Полковник усмехнулся в усы и вскинул голову. Я знавал одного майора, который вскидывал так голову всякий раз, когда собирался отдать неприятный приказ.
Я быстро заговорил:
— Посмотрите на мой плащ — видите, он висит свернутым на левой руке?
Эйнарссон ничего не ответил, но глаза его сузились.
— Вы не видите моей левой руки, — продолжал я.
Его глаза превратились в две щелки, но он снова промолчал.
— В ней автоматический пистолет, — завершил я.
— Ну и что? — пренебрежительно спросил он.
— А ничего. Только… попробуйте отколоть какую-нибудь пакость — и я вас продырявлю.
— Ух! — Он не воспринимал меня всерьез. — И что потом?
— Не знаю. Но взвесьте все как следует, Эйнарссон. Я намеренно поставил себя в такое положение и вынужден буду идти до конца, если вы не уступите. Я успею убить вас, прежде чем вы что-то предпримете. И я сделаю это, если вы сейчас же не отдадите корону Грантхему. Понятно? Я буду вынужден. Наверное, — или, вероятнее, так оно и будет — ваши ребята потом рассчитаются со мной, но вы будете уже трупом. Если я сейчас отступлю, то вы наверняка застрелите меня. Поэтому мне некуда отступать. А если ни один из нас не захочет пойти навстречу друг другу, тогда конец обоим. Я зашел слишком далеко, чтобы теперь колебаться. Вы должны сделать уступку. Подумайте над этим.
Он подумал. Немного краски сошло с его лица, и щека задергалась. Я помог ему — немного отвернул плащ и показал ствол пистолета, который в самом деле держал в руке. У меня был неплохой шанс — Эйнарссон вряд ли захочет рисковать жизнью в час своего триумфа.
Полковник пересек возвышение, шагнул к столу, за которым сидел рыжеголовый, грубо согнал его с места и, перегнувшись через стол, заревел в зал. Я стоял немного сбоку и сзади от него, поэтому никто не мог стать между нами.
Целую долгую минуту после того, как смолк рев полковника, никто из депутатов не произнес ни единого слова. Потом один из контрреволюционеров вскочил с места и злобно выругался. Эйнарссон ткнул в него пальцем. Два солдата оторвались от стены, завернули депутату руки за спину и потянули его прочь. Еще один депутат поднялся, начал было говорить, но и его вывели. После того как из зала отправили и пятого оратора, все успокоились. Эйнарссон поставил вопрос на голосование и получил единодушный ответ.
Он повернулся ко мне, взгляд его метнулся от моего лица к плащу.
— Дело сделано, — проговорил наконец полковник.
— Коронацию начнем немедленно! — приказал я.
Большую часть церемонии я проворонил, ибо не спускал глаз с полковника. Но вот Лайонела Грантхема наконец официально провозгласили Лайонелом Первым, королем Муравии.

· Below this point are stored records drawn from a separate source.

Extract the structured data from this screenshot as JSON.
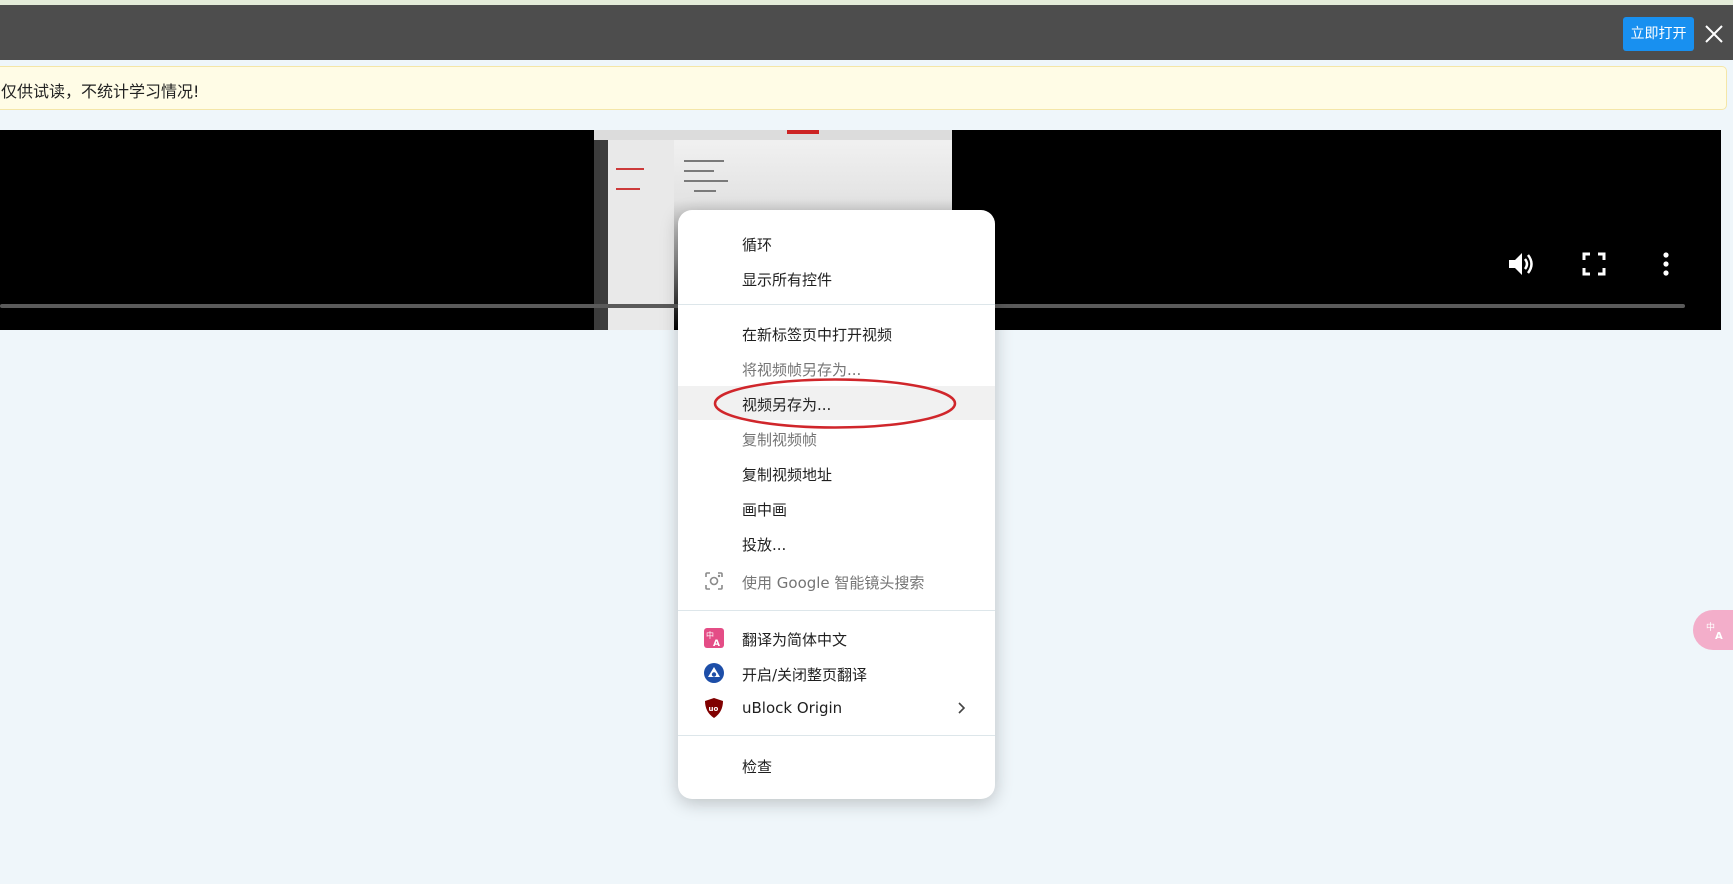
{
  "topbar": {
    "open_button": "立即打开"
  },
  "notice": {
    "text": "仅供试读，不统计学习情况!"
  },
  "player": {
    "controls": [
      "volume-icon",
      "fullscreen-icon",
      "more-vert-icon"
    ]
  },
  "context_menu": {
    "groups": [
      {
        "items": [
          {
            "label": "循环",
            "disabled": false
          },
          {
            "label": "显示所有控件",
            "disabled": false
          }
        ]
      },
      {
        "items": [
          {
            "label": "在新标签页中打开视频",
            "disabled": false
          },
          {
            "label": "将视频帧另存为...",
            "disabled": true
          },
          {
            "label": "视频另存为...",
            "disabled": false,
            "highlighted": true
          },
          {
            "label": "复制视频帧",
            "disabled": true
          },
          {
            "label": "复制视频地址",
            "disabled": false
          },
          {
            "label": "画中画",
            "disabled": false
          },
          {
            "label": "投放...",
            "disabled": false
          },
          {
            "label": "使用 Google 智能镜头搜索",
            "disabled": true,
            "icon": "lens-icon"
          }
        ]
      },
      {
        "items": [
          {
            "label": "翻译为简体中文",
            "icon": "translate-icon"
          },
          {
            "label": "开启/关闭整页翻译",
            "icon": "immersive-translate-icon"
          },
          {
            "label": "uBlock Origin",
            "icon": "ublock-icon",
            "submenu": true
          }
        ]
      },
      {
        "items": [
          {
            "label": "检查",
            "disabled": false
          }
        ]
      }
    ]
  },
  "annotation": {
    "color": "#d0262b",
    "target": "视频另存为..."
  },
  "colors": {
    "accent": "#1890f0",
    "topbar": "#4d4d4d",
    "notice_bg": "#fffce6"
  }
}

Мы с Эйнарссоном приветствовали, или как оно там называется, его величество, и я отвел полковника в сторону.
— Нам надо прогуляться, — сказал я. — Не делайте глупостей. Выведите меня через боковую дверь.
Теперь он повиновался уже без напоминания про пистолет. Эйнарссон рассчитается со мной и Грантхемом тихо, он уберет нас без лишней огласки, если не захочет, чтобы на него, усмехаясь, показывали пальцем: вот человек, у которого отобрали трон на глазах у его армии.